The central bank aims to keep inflation in a 2 per cent to 3 per cent range on average, and the third-quarter consumer-price index report is due on October 26. Recent changes to CPI data by the statistics bureau showed underlying inflation figures were "lower than those previously published," the minutes said.
RBA staff estimated that underlying inflation over the year to the June quarter would have been 2.25 per cent to 2.5 per cent, rather than 2.5 per cent to 2.75 per cent.
The RBA noted the reweighting took account of changing spending patterns, including consumers switching their expenditure toward goods and services whose relative prices had fallen, such as computing equipment.
Another difference was the exclusion of the interest margin measure in the deposit-and-loan facilities category of CPI, "which had been a source of volatility in inflation outcomes over recent years," it said.

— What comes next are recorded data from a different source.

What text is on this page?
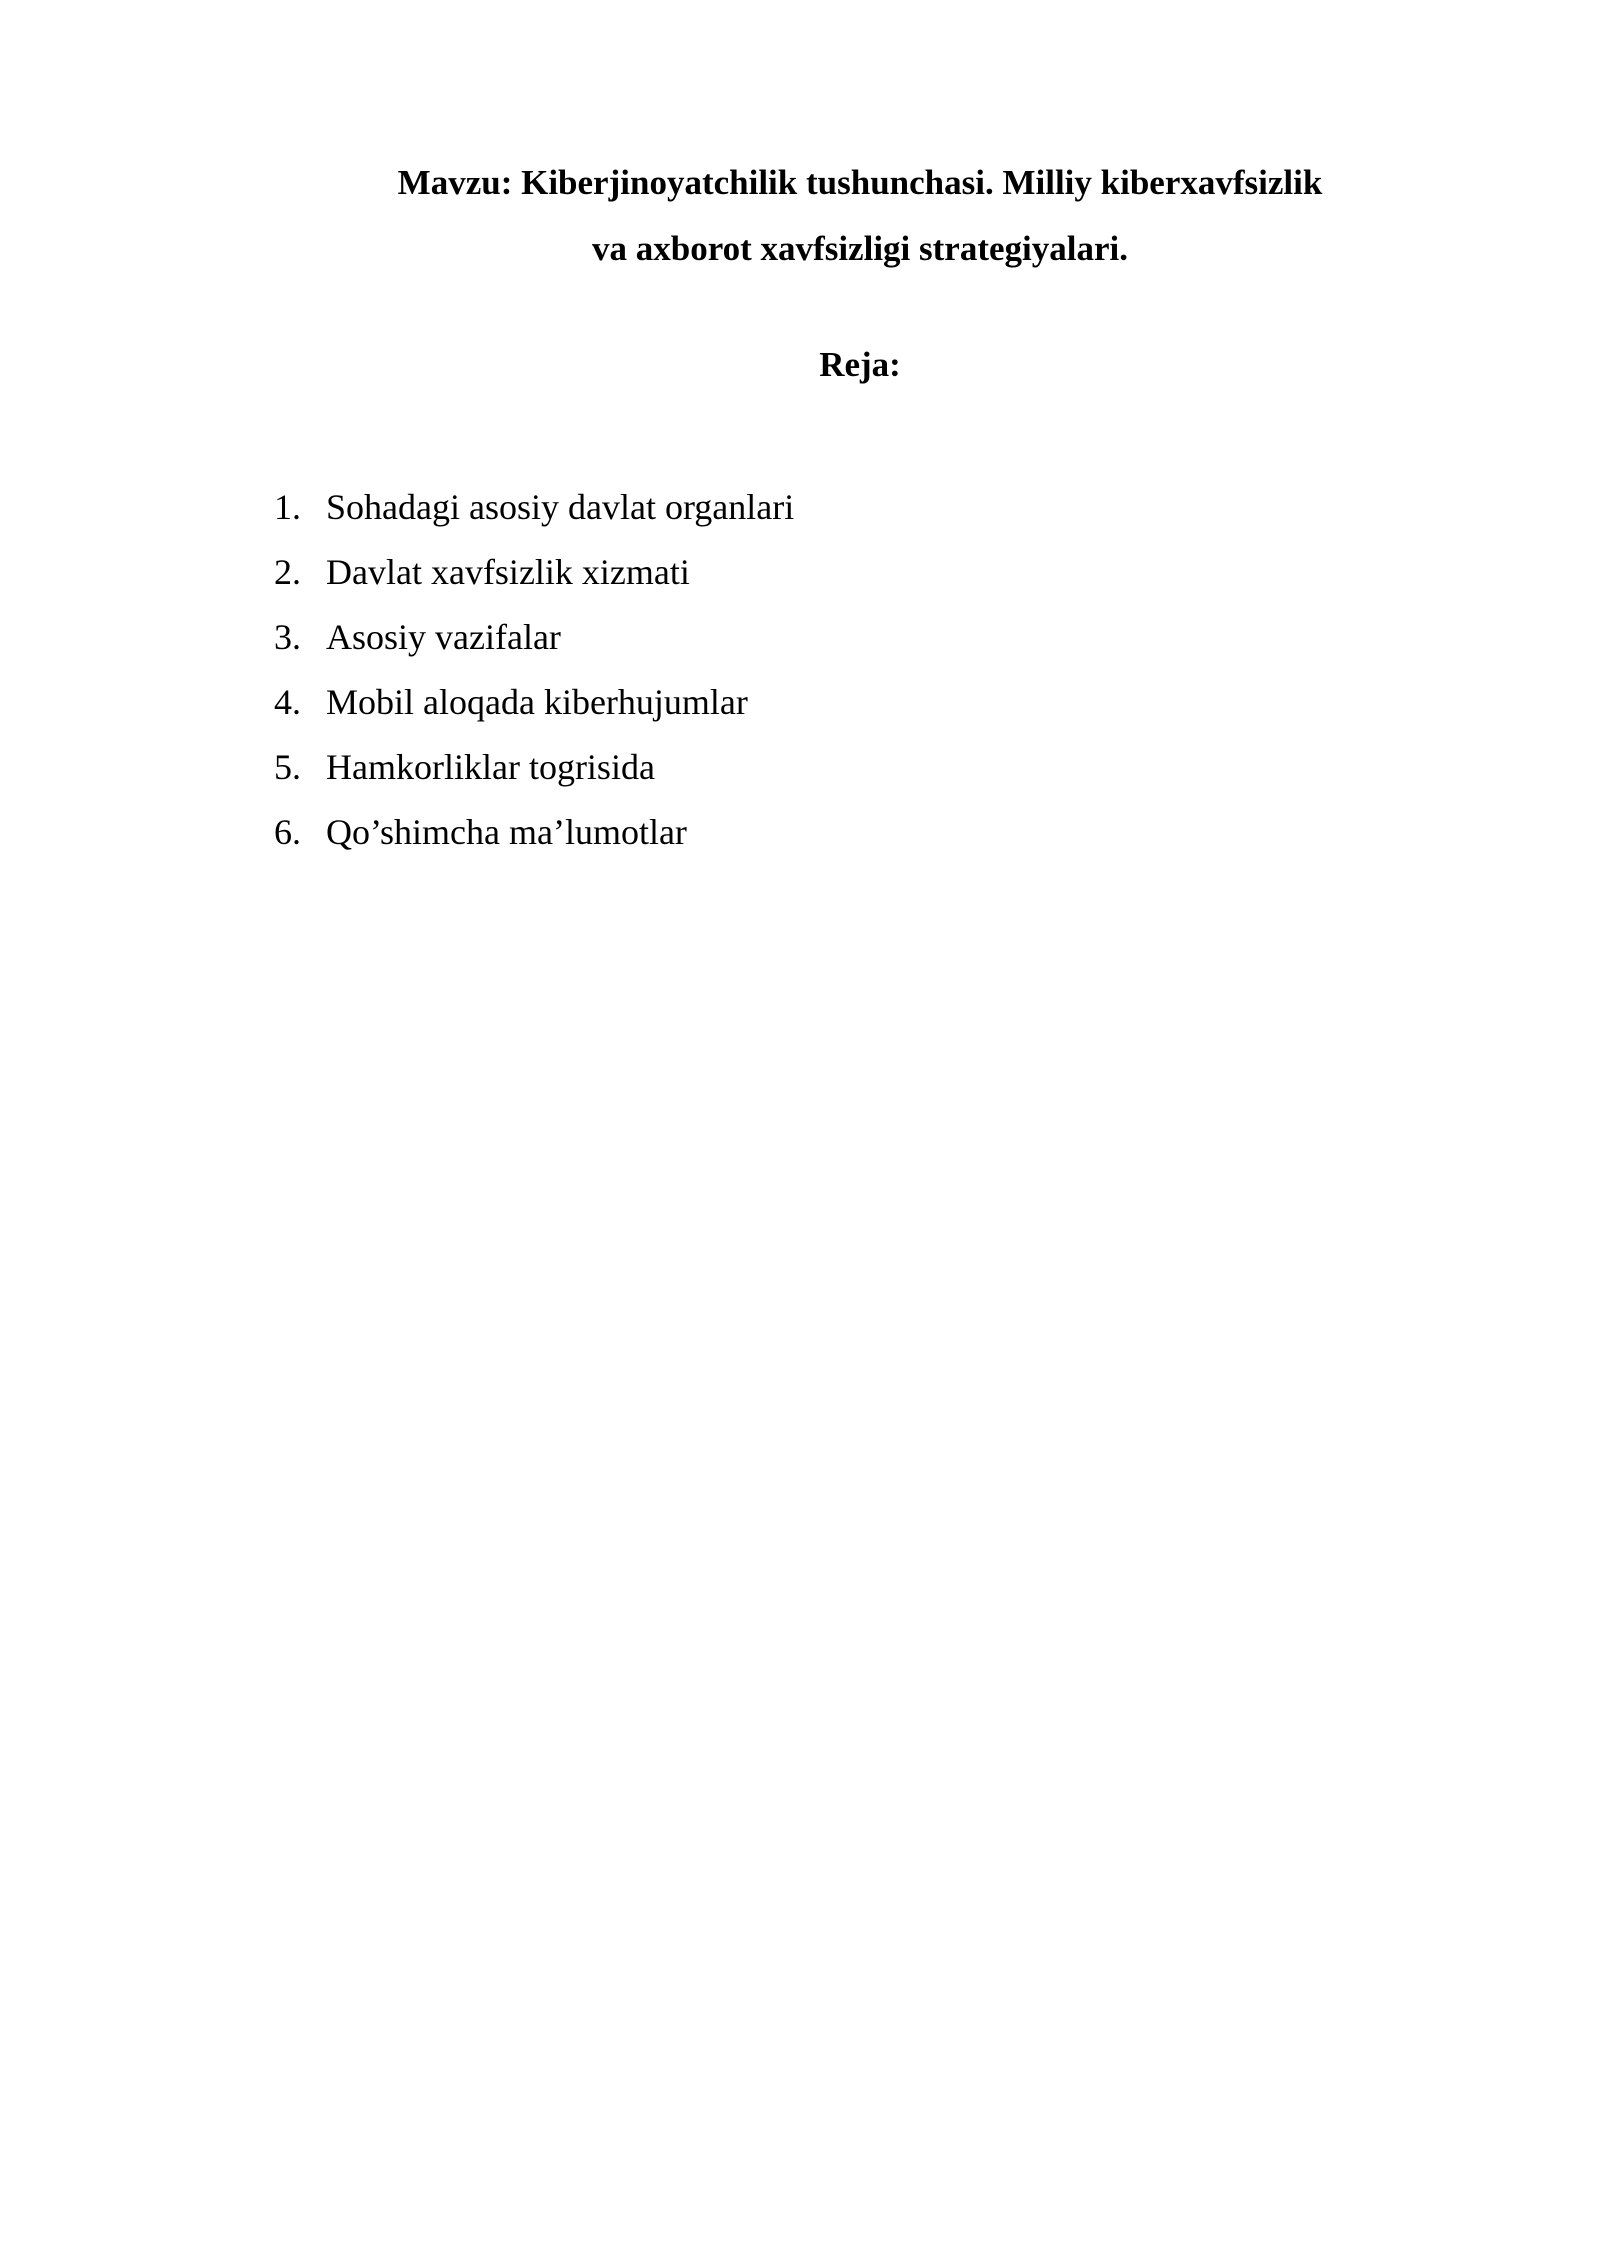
Mavzu: Kiberjinoyatchilik tushunchasi. Milliy kiberxavfsizlik
va axborot xavfsizligi strategiyalari.
Reja:
1. Sohadagi asosiy davlat organlari
2. Davlat xavfsizlik xizmati
3. Asosiy vazifalar
4. Mobil aloqada kiberhujumlar
5. Hamkorliklar togrisida
6. Qo’shimcha ma’lumotlar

The Australian dollar pared gains immediately after the release of the minutes from $1.0202 before the announcement and $1.0157 yesterday in New York. It bought $1.0208 at 12.43pm in Sydney, up 0.5 per cent from late yesterday in New York.
The minutes showed officials viewed the pace of near-term economic growth as "unlikely to be as strong as earlier expected," reflecting global and local factors.
Traders bet there is a 76 per cent chance Stevens will reduce borrowing costs by 50 basis points by year end, up from 72 per cent before release of the minutes, interbank cash-rate futures showed. The RBA has relied on the Australian dollar's strength to temper gains in consumer prices. The local currency reached $1.1081 on July 27, the highest level since it was freely floated in 1983.